Posted on : 2022-01-26 17:40 KST Modified on : 2022-01-26 17:40 KST
Lee Yong-soo arrived at the Blue House with a letter signed by other victims of the Japanese military’s system of sexual slavery
Lee Yong-soo, a survivor of sexual slavery by the Japanese military, makes her way to the Blue House on Tuesday morning to deliver a letter to President Moon Jae-in calling for the “comfort women” issue to be referred to the UN Committee Against Torture. (Shin So-young/The Hankyoreh)
Lee Yong-soo, a survivor of sexual slavery by the Japanese military, makes her way to the Blue House on Tuesday morning to deliver a letter to President Moon Jae-in calling for the “comfort women” issue to be referred to the UN Committee Against Torture. (Shin So-young/The Hankyoreh)

Lee Yong-soo, a 94-year-old survivor of the Japanese military’s system of sexual exploitation, visited the Blue House to urge the Moon administration to refer the “comfort women” issue to the UN’s Committee Against Torture.

Lee arrived at the Blue House on Tuesday morning and met with a Blue House administrative official, to whom she delivered a letter signed by other survivors of Japan’s “comfort women” system, including 94-year-old Kang Il-chul, 97-year-old Park Ok-seon, 94-year-old Lee Ok-seon, 92-year-old Lee Ok-seon, and 94-year-old Park Pil-geun. The letter asked that the government refer the “comfort women” matter to the UN’s anti-torture body.

Lee previously visited the Blue House privately on Jan. 14 and delivered a handwritten letter to the office of the senior presidential secretary for civil society requesting the matter be referred to the UN.
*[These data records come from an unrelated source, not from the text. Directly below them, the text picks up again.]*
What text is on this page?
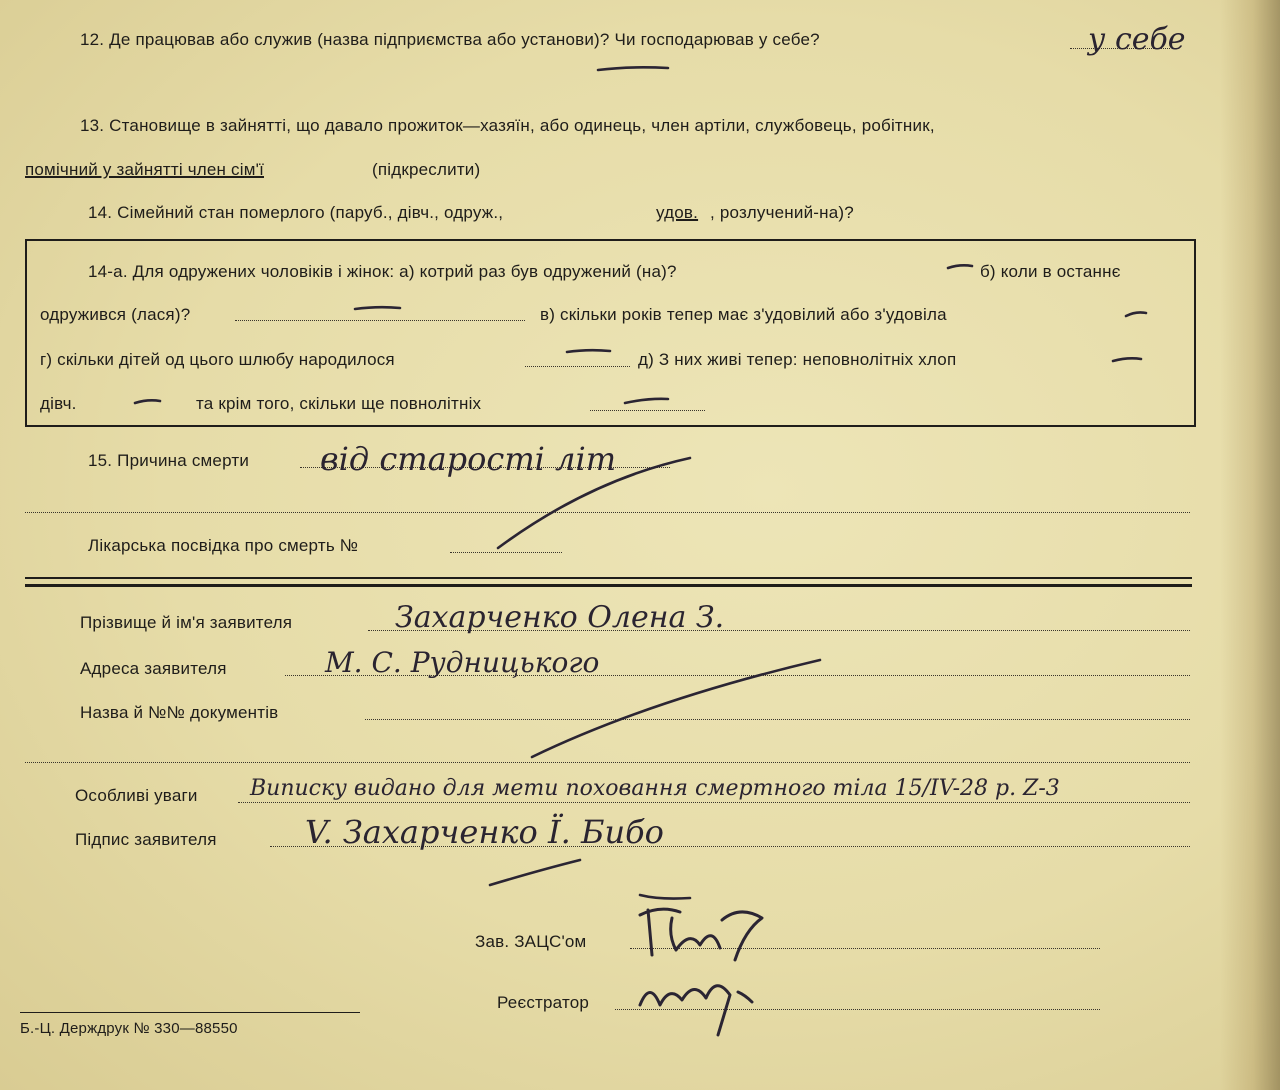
12. Де працював або служив (назва підприємства або установи)? Чи господарював у себе?	у себе
13. Становище в зайнятті, що давало прожиток—хазяїн, або одинець, член артіли, службовець, робітник,
помічний у зайнятті член сім'ї	(підкреслити)
14. Сімейний стан померлого (паруб., дівч., одруж.,	удов. , розлучений-на)?
14-а. Для одружених чоловіків і жінок: а) котрий раз був одружений (на)?	б) коли в останнє
одружився (лася)?	в) скільки років тепер має з'удовілий або з'удовіла
г) скільки дітей од цього шлюбу народилося	д) З них живі тепер: неповнолітніх хлоп
дівч.	та крім того, скільки ще повнолітніх
15. Причина смерти від старості літ
Лікарська посвідка про смерть №
Прізвище й ім'я заявителя	Захарченко Олена З.
Адреса заявителя	М. С. Рудницького
Назва й №№ документів
Особливі уваги Виписку видано для мети поховання смертного тіла 15/IV-28 р. Z-3
Підпис заявителя	V. Захарченко Ї. Бибо
Зав. ЗАЦС'ом
Реєстратор
Б.-Ц. Держдрук № 330—88550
Kim Hyun-jung, the spokesperson for a committee advocating for the “comfort women” issue to be referred to the International Court of Justice, said, “There was no response from the Blue House after Jan. 14, so [Lee] went to the House of Sharing and explained [the situation] to the other grandmothers [who survived the system] and collected their signatures before returning [to the Blue House].”

“We believe that President Moon Jae-in will absolutely give us an answer,” Kim added.

Both Lee and the committee have repeated calls for the issue of Japan’s wartime sexual slavery to be dealt with by the International Court of Justice. But because Japan must consent to a referral to the court, their efforts were stymied.

Together with the committee, Lee held a press conference last October where she stated that the Japanese military had inflicted severe physical and psychological suffering on victims constituting criminality, and called for an alternative way of dressing the issue by referring it to the UN Committee Against Torture.

Last year, Lee also met with the First Vice Minister of Foreign Affairs Choi Jong-kun on Nov. 29 and Prime Minister Kim Boo-kyum on Dec. 1 to deliver her appeal. She also met with Song Doo-hwan, chairperson of the National Human Rights Commission of Korea, to urge Korea to press forward with a referral of the issue to the UN Committee Against Torture.

“As I collected signatures from the other grandmothers, we all held one another and wept,” Lee said. “We must resolve this injustice and Japan must [be recognized as] a criminal state.”

“President Moon must solve the comfort women issue. I have faith that he will,” she said.